Weeds choking a rosebush

Saddest of all were the weeds that had invaded my rose bushes.  These roses had been a pleasant surprise that made me feel like a fancy lady.  I mean – I grow roses now.  Who does that except people who are fancy and good at gardening (the answer right now is me).  But the best way to look like you have no idea what you’re doing with roses is to let the weeds get so bad that they are growing INSIDE the bush.  It’s like a horror movie where the call is coming from INSIDE THE HOUSE, but with weeds, and I’m the one who finds the dead bodies of my poor baby flowers, all choked.

Rosemary plant and small flowers

Luckily, I do not live in a (gardening) horror movie, and instead pulled it all out.  Weeding is so satisfying – identifying the plants that do not belong (are they a foot taller than everything around them?  Have a wheat stalk thing at the top?  Do they look like dandelions?  Do they not look like they are growing in a purposeful way?), pulling them out gently by the roots so that it all comes out, or else yanking them out forcefully when they do not budge.  Retrieving worms who had been helping their soil, and replacing them in the newly cleared bed where they should do good work.

Weeded rose bush

I mean…scroll up and compare this to what was there before.  Don’t you feel like you can breathe now?  Like things will be ok?  The power that I exert as the one pulling out the weeds is intense – I decide what goes and what will stay (what will live and what will die?).  And yes – we had a giant pile of weed debris – so big that it filled 4 paper grocery bags.  I also had a large Amazon box full of sticks and old hydrangea blooms that will go out with the trash, but set aside as yard waste (see what your county or city does by using the search terms “Yard Waste [FILL IN COUNTY OR CITY NAME]”).

rose

But that’s it.  I’m now a gardener – I’m a person with a garden who cares for it and helps her plants to thrive.  I know there are still a few weeds that I missed over the weekend.  And there are lots of spots on our bricked areas that need to have the little weeds pulled out and to be sprayed with some kind of DIY-envinronmentally-friendly weed killer…but that’s a plan for another day.  At some point, I’d like to do raised beds.  To have tomatoes or hanging flowering plants coming off of our fence that gets such good light.  But that’s something to think about for the future, and for now, I’ll just enjoy the things that are already in bloom.

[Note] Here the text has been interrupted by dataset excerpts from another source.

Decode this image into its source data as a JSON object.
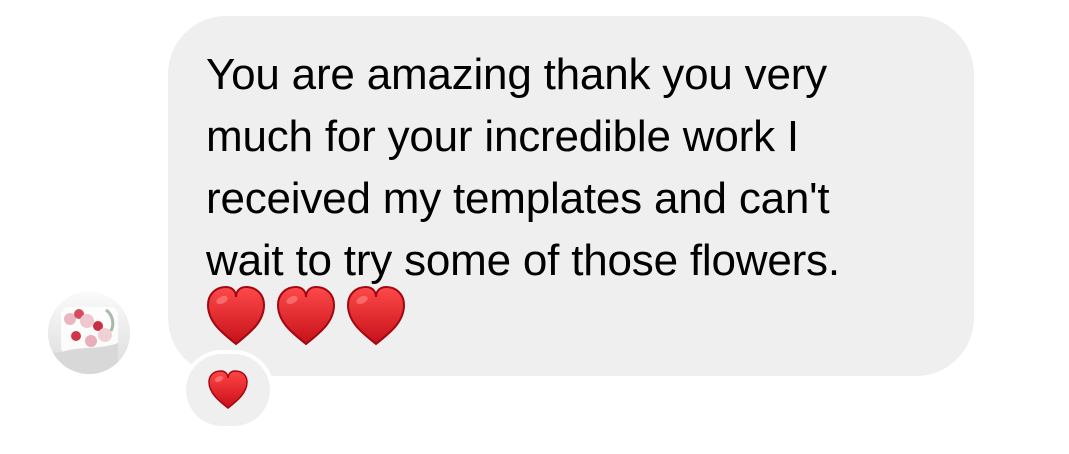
{
  "conversation": {
    "incoming_message": {
      "text": "You are amazing thank you very\nmuch for your incredible work I\nreceived my templates and can't\nwait to try some of those flowers.",
      "emoji": [
        "red-heart-emoji",
        "red-heart-emoji",
        "red-heart-emoji"
      ]
    },
    "sender": {
      "avatar_icon": "flower-cake-avatar"
    },
    "reaction": {
      "emoji": "red-heart-emoji"
    }
  },
  "colors": {
    "background": "#ffffff",
    "bubble": "#efefef",
    "heart": "#d61d24",
    "text": "#000000"
  }
}
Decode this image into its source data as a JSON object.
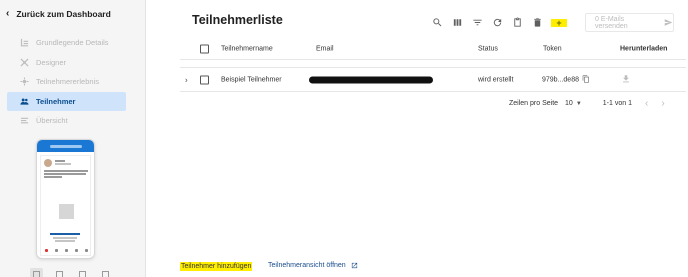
{
  "sidebar": {
    "back_label": "Zurück zum Dashboard",
    "items": [
      {
        "label": "Grundlegende Details",
        "icon": "hierarchy-icon",
        "active": false
      },
      {
        "label": "Designer",
        "icon": "designer-icon",
        "active": false
      },
      {
        "label": "Teilnehmererlebnis",
        "icon": "experience-icon",
        "active": false
      },
      {
        "label": "Teilnehmer",
        "icon": "people-icon",
        "active": true
      },
      {
        "label": "Übersicht",
        "icon": "list-icon",
        "active": false
      }
    ]
  },
  "main": {
    "title": "Teilnehmerliste",
    "send_label": "0 E-Mails versenden",
    "add_button_label": "+"
  },
  "table": {
    "columns": {
      "name": "Teilnehmername",
      "email": "Email",
      "status": "Status",
      "token": "Token",
      "download": "Herunterladen"
    },
    "rows": [
      {
        "name": "Beispiel Teilnehmer",
        "status": "wird erstellt",
        "token": "979b...de88"
      }
    ]
  },
  "pagination": {
    "rows_per_page_label": "Zeilen pro Seite",
    "rows_per_page_value": "10",
    "range": "1-1 von 1"
  },
  "footer": {
    "add_participant": "Teilnehmer hinzufügen",
    "open_view": "Teilnehmeransicht öffnen"
  },
  "colors": {
    "accent": "#ffee00",
    "active_bg": "#cfe4fb",
    "active_text": "#0b4d8f",
    "link": "#1a4d8c"
  }
}
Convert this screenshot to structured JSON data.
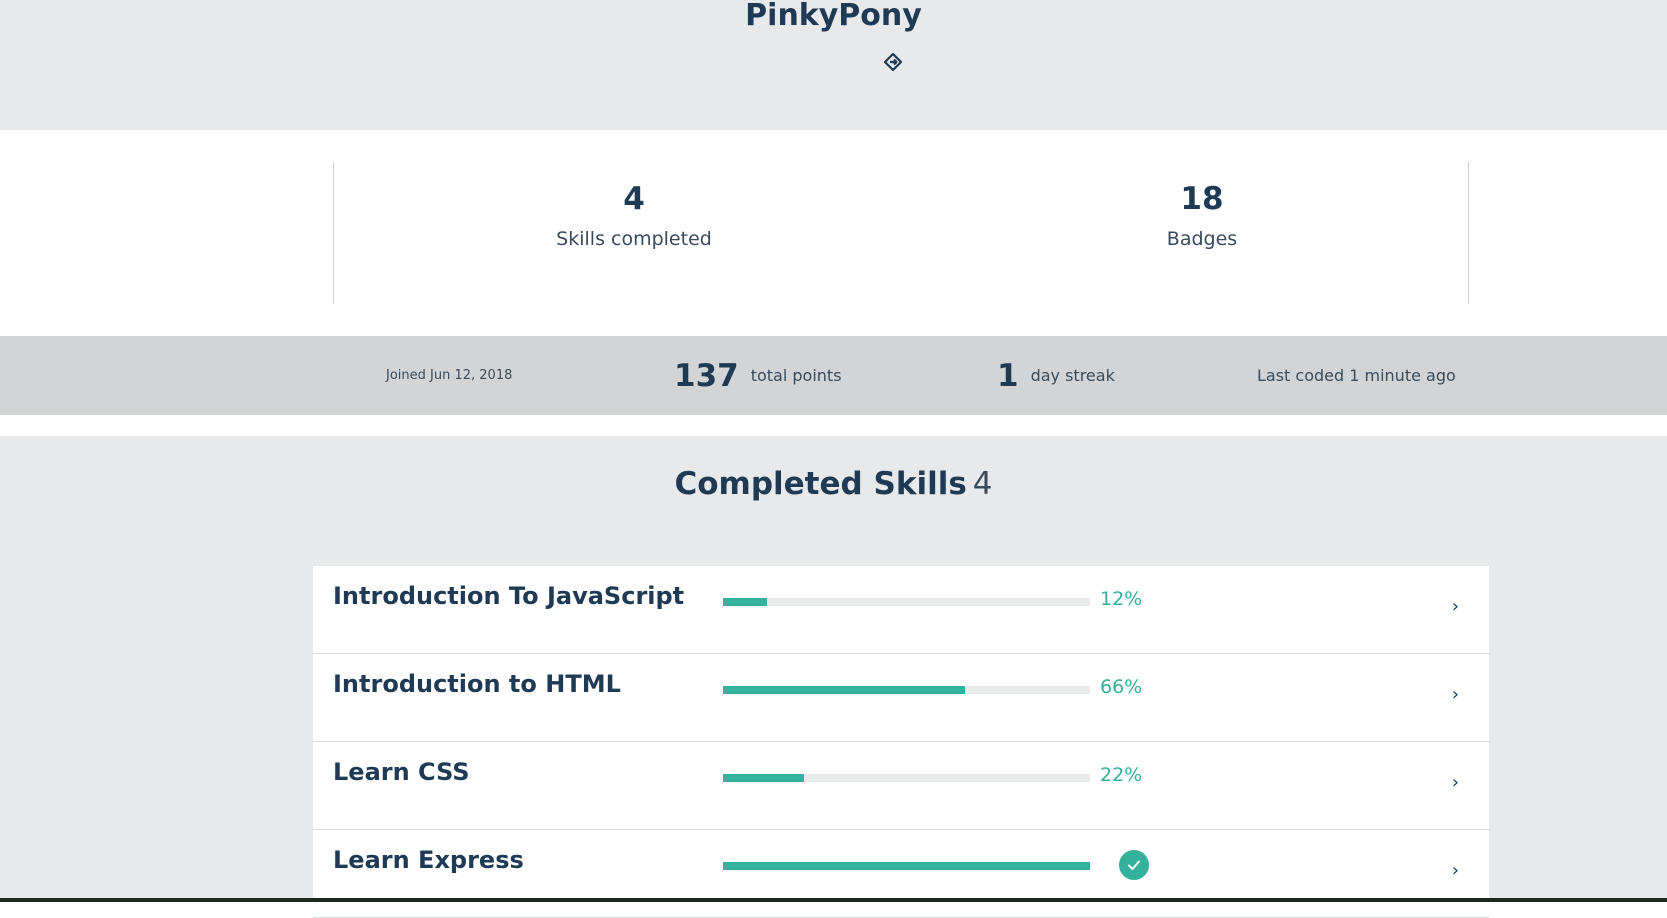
{
  "profile": {
    "username": "PinkyPony",
    "icon": "link-icon"
  },
  "stats": {
    "skills_completed_count": "4",
    "skills_completed_label": "Skills completed",
    "badges_count": "18",
    "badges_label": "Badges"
  },
  "summary_bar": {
    "joined": "Joined Jun 12, 2018",
    "points_value": "137",
    "points_label": "total points",
    "streak_value": "1",
    "streak_label": "day streak",
    "last_coded": "Last coded 1 minute ago"
  },
  "completed_skills": {
    "title": "Completed Skills",
    "count": "4",
    "items": [
      {
        "name": "Introduction To JavaScript",
        "progress": 12,
        "progress_label": "12%",
        "completed": false
      },
      {
        "name": "Introduction to HTML",
        "progress": 66,
        "progress_label": "66%",
        "completed": false
      },
      {
        "name": "Learn CSS",
        "progress": 22,
        "progress_label": "22%",
        "completed": false
      },
      {
        "name": "Learn Express",
        "progress": 100,
        "progress_label": "",
        "completed": true
      }
    ]
  },
  "colors": {
    "accent": "#34b19c",
    "text": "#1f3a55",
    "header_bg": "#e8e9ea",
    "bar_bg": "#d3d4d6"
  }
}
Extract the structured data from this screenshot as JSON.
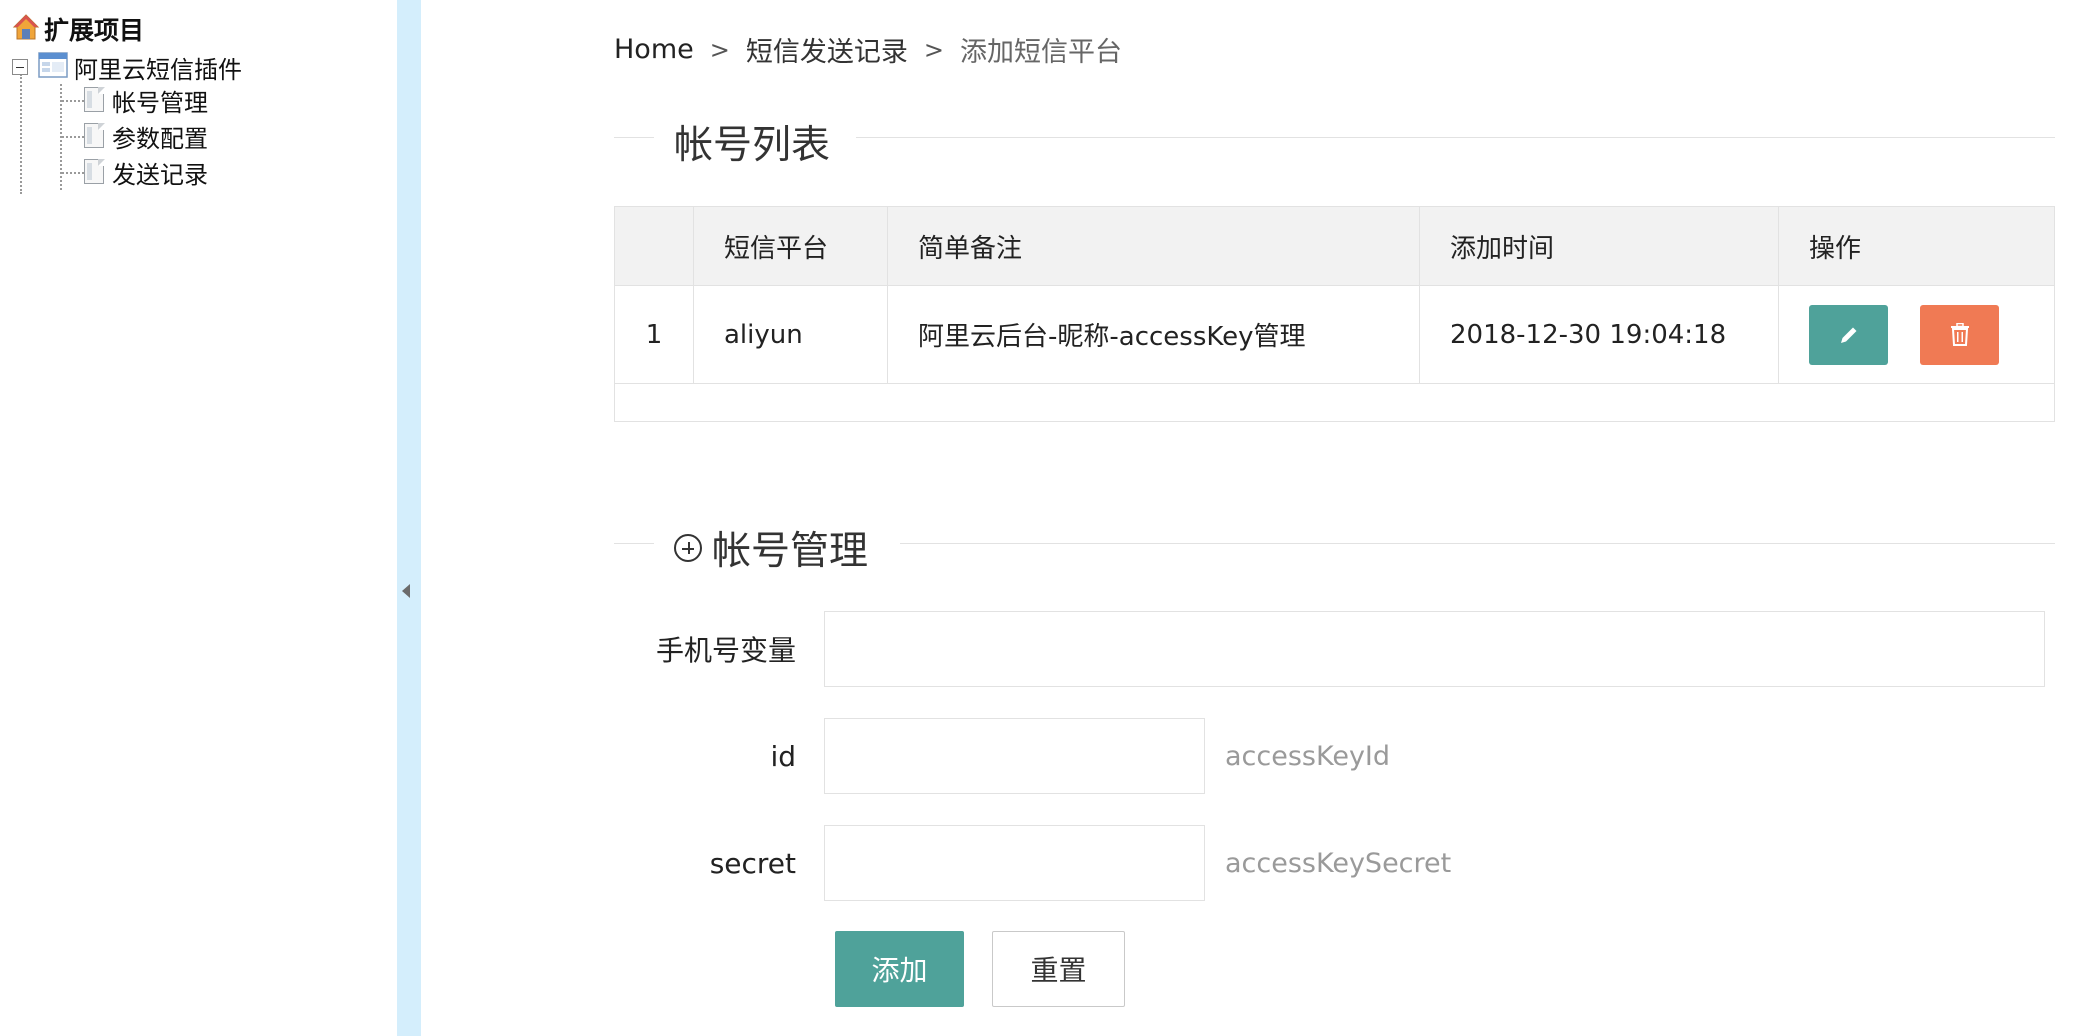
{
  "sidebar": {
    "root_label": "扩展项目",
    "folder_label": "阿里云短信插件",
    "items": [
      {
        "label": "帐号管理"
      },
      {
        "label": "参数配置"
      },
      {
        "label": "发送记录"
      }
    ]
  },
  "breadcrumb": {
    "home": "Home",
    "separator": ">",
    "level1": "短信发送记录",
    "current": "添加短信平台"
  },
  "list_section": {
    "title": "帐号列表"
  },
  "table": {
    "headers": [
      "",
      "短信平台",
      "简单备注",
      "添加时间",
      "操作"
    ],
    "rows": [
      {
        "index": "1",
        "platform": "aliyun",
        "note": "阿里云后台-昵称-accessKey管理",
        "time": "2018-12-30 19:04:18"
      }
    ]
  },
  "form_section": {
    "title": "帐号管理"
  },
  "form": {
    "phone_label": "手机号变量",
    "phone_value": "",
    "id_label": "id",
    "id_value": "",
    "id_hint": "accessKeyId",
    "secret_label": "secret",
    "secret_value": "",
    "secret_hint": "accessKeySecret",
    "submit_label": "添加",
    "reset_label": "重置"
  },
  "colors": {
    "accent": "#4fa29a",
    "danger": "#f07a54",
    "splitter": "#d4eefc"
  },
  "icons": {
    "root": "home-icon",
    "folder": "window-icon",
    "leaf": "document-icon",
    "edit": "pencil-icon",
    "delete": "trash-icon",
    "section_add": "plus-circle-icon",
    "collapse": "triangle-left-icon"
  }
}
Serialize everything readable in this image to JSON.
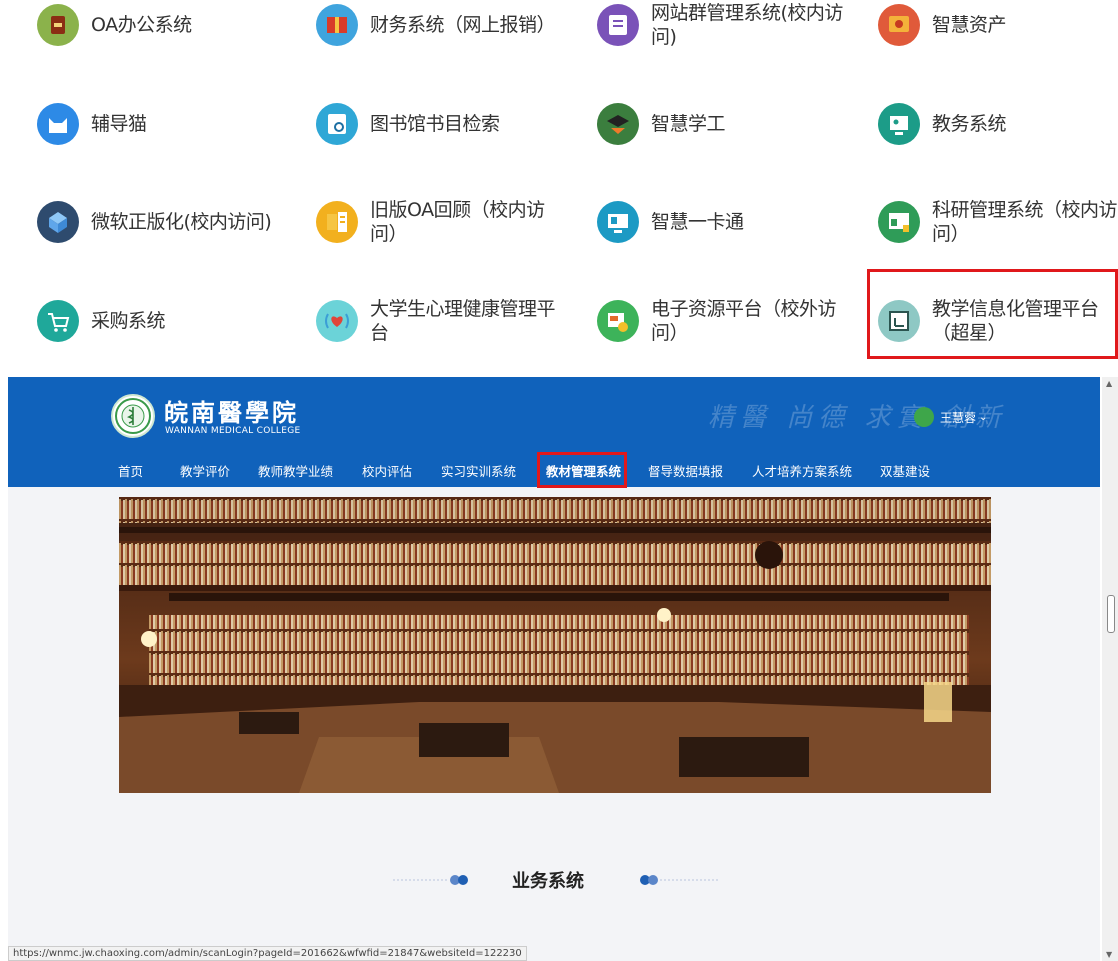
{
  "apps": [
    {
      "label": "OA办公系统",
      "icon": "oa-office-icon",
      "color": "#8bb24b"
    },
    {
      "label": "财务系统（网上报销）",
      "icon": "finance-icon",
      "color": "#3fa4de"
    },
    {
      "label": "网站群管理系统(校内访问)",
      "icon": "website-cluster-icon",
      "color": "#7a52b8"
    },
    {
      "label": "智慧资产",
      "icon": "smart-assets-icon",
      "color": "#e05a3a"
    },
    {
      "label": "辅导猫",
      "icon": "tutor-cat-icon",
      "color": "#2d8ae6"
    },
    {
      "label": "图书馆书目检索",
      "icon": "library-search-icon",
      "color": "#2fa7d6"
    },
    {
      "label": "智慧学工",
      "icon": "smart-student-affairs-icon",
      "color": "#3b7e3e"
    },
    {
      "label": "教务系统",
      "icon": "academic-affairs-icon",
      "color": "#1c9c88"
    },
    {
      "label": "微软正版化(校内访问)",
      "icon": "microsoft-license-icon",
      "color": "#2e4b6e"
    },
    {
      "label": "旧版OA回顾（校内访问）",
      "icon": "legacy-oa-icon",
      "color": "#f2b01e"
    },
    {
      "label": "智慧一卡通",
      "icon": "smart-card-icon",
      "color": "#1c9ac4"
    },
    {
      "label": "科研管理系统（校内访问）",
      "icon": "research-management-icon",
      "color": "#2f9c58"
    },
    {
      "label": "采购系统",
      "icon": "procurement-icon",
      "color": "#1fa89a"
    },
    {
      "label": "大学生心理健康管理平台",
      "icon": "mental-health-icon",
      "color": "#6bd3d8"
    },
    {
      "label": "电子资源平台（校外访问）",
      "icon": "e-resources-icon",
      "color": "#3db35a"
    },
    {
      "label": "教学信息化管理平台（超星）",
      "icon": "teaching-informatization-icon",
      "color": "#8ec8c4"
    }
  ],
  "site": {
    "logo_cn": "皖南醫學院",
    "logo_en": "WANNAN MEDICAL COLLEGE",
    "calligraphy": "精醫 尚德 求實 創新",
    "user_name": "王慧蓉",
    "nav": [
      "首页",
      "教学评价",
      "教师教学业绩",
      "校内评估",
      "实习实训系统",
      "教材管理系统",
      "督导数据填报",
      "人才培养方案系统",
      "双基建设"
    ],
    "active_nav": "教材管理系统",
    "section_title": "业务系统",
    "header_color": "#1062bb",
    "highlight_color": "#e0181b"
  },
  "status_url": "https://wnmc.jw.chaoxing.com/admin/scanLogin?pageId=201662&wfwfid=21847&websiteId=122230"
}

Details: This post is part of Project Reverb 2016, which sends out monthly (and sometimes daily during a month-long challenge) writing prompts for bloggers.  If you’re interested in participating, sign up here.

2 Comment

  1. Nicole says: Reply

    I can attest that your garden looks awesome 🙂 I noticed the birds were lovin’ it, too.
    You should totally consider DIYing some rain barrels to catch all that water coming off your roof, which you can use to water your plants! (or wash your cars). And if you get really ambitious, you could even set up a compost station (you’ve got the room), in your backyard. Though I was curious what Alexandria did with their yard waste and followed that link and saw that they actually have a compost drop-off program?! With a location in Del Rey! That is pretty sweet.

    1. maggie says: Reply

      I think rain barrels are part of the plan eventually, but that’ll have to go along with the gutter repair when it happens. Compost will happen too…when there’s actually yard to put it in.